(1999) Stephen Baxter, Voyager, £17.99, hrdbk, 456pp, ISBN 0-00-225768-8
Cornelius Taine predicts the end of mankind within 200 years using probabilistic reasoning (that a child could refute in two seconds flat, but let that pass); Reid Malenfant, a passed-over astronaut, has a one-man space programme at his company, Bootstrap, and an ex-wife, Emma Stoney, for a financial controller who is trying to stop him running afoul of the government; and Maura Della is the Senator required to keep an eye on Malenfant.
Around the world exceptional children are being born, brilliant and feared, most of them are in danger from their own people (this is very Midwich Cuckoos territory). Meanwhile, Sheena-5, a genetically modified squid, discovers an artifact on a remote asteroid, a glowing blue hoop that appears to be one end of a wormhole threaded through time. Michael and the other children adopt this as a symbol before they’ve even seen it. Are these chldren in touch with the future and, if so, what do they know about it. Malenfant wants to find out and decides to follow Sheena-5 through the wormhole, taking Cornelius and Emma with him...

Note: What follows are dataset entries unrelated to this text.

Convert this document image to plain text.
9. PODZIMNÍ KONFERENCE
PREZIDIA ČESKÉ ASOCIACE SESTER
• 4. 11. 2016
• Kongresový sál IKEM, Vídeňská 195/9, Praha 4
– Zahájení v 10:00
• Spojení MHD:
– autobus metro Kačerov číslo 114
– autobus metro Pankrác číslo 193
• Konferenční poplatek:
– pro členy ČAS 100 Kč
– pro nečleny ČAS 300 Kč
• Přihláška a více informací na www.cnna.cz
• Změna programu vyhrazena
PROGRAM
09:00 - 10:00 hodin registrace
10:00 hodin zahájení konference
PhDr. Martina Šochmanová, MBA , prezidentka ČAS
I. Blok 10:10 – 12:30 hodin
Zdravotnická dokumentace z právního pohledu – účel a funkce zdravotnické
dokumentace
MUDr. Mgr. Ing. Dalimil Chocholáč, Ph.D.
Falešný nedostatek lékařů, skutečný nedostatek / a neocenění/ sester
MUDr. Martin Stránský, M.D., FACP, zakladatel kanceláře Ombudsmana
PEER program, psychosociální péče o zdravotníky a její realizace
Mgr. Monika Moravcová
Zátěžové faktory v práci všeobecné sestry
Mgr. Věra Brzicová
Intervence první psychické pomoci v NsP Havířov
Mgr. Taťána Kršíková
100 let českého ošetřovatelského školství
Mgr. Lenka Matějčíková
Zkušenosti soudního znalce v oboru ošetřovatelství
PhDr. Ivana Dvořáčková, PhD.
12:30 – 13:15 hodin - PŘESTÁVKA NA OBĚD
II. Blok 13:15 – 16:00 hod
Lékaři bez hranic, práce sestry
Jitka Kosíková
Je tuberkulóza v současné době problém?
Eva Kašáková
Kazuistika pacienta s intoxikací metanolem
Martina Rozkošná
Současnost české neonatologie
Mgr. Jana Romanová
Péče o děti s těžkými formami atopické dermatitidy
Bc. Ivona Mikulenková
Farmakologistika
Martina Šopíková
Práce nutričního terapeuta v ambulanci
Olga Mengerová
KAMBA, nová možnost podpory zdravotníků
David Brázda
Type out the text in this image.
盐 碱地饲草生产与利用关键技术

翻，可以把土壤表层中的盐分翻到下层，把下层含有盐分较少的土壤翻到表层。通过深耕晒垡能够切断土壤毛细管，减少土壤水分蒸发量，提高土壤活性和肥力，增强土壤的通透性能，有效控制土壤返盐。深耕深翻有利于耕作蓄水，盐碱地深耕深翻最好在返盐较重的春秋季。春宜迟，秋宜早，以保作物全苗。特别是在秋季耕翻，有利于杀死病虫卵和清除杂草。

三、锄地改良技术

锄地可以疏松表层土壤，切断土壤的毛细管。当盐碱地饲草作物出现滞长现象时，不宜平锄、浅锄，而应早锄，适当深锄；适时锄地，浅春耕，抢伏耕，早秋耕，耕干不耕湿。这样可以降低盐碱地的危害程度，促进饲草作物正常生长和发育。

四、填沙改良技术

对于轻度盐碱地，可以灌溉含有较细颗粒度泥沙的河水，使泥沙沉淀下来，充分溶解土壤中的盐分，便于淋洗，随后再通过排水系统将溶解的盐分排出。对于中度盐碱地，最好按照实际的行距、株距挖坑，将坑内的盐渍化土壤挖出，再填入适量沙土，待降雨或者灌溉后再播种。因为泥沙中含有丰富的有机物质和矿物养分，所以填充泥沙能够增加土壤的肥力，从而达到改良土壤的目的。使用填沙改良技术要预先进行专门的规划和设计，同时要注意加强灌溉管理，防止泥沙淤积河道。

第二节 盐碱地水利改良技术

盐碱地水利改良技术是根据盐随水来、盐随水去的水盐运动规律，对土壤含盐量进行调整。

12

This book smells like part one of a trilogy and, while that doesn’t necessarily mean that it’s bad, it points up a trend in publishing that we would do well to avoid in my opinion. The move toward excessively fat fantasy trilogies seems predicated more on the accountants’ predictions than on quality, until today even the fantasy fans are sick of them (often moaning that the ‘middle’ book is unnecessary and, equally often, that the final book is disappointing). Now it seems SF is expected to follow fantasy down this same road, and the 3-book deal has become the norm -- consider Peter Hamilton’s first 6 books, or Colin Greenland’s Plenty trilogy, or David Brin’s last three Uplift novels, or the Foundation releases, or Alexander Besher’s or Richard Calder’s first 3 books... Need I go on?
Now trilogies are nothing new, in one sense, but the current plethora is getting beyond a joke. It’s one thing for an author to decide that they wish to expand upon their fictional creations, but it is quite different for publishers (usually at the behest of the accountants, rarely the editors) to require that authors give them more-of-the-same, and one has to wonder how much choice authors like Ken Macleod have to step away from certain ‘universes’. Have editors become whipped dogs? Have authors? Why can’t a 3-book deal produce three radically different books? And, more importantly, how long will readers put up with this shit? Next time you are confronted with a ‘Book 2’ or ‘Book 3’, have a serious think about whether you really want more-of-the-same or if you’d prefer something original. The accountants can only win if you behave predictably and let them. Personally I would rather see a return to writer’s creativity (and editorial independence) as the driving force behind publishing, and stick the penny-counters back in the basement where the grubby little creatures belong.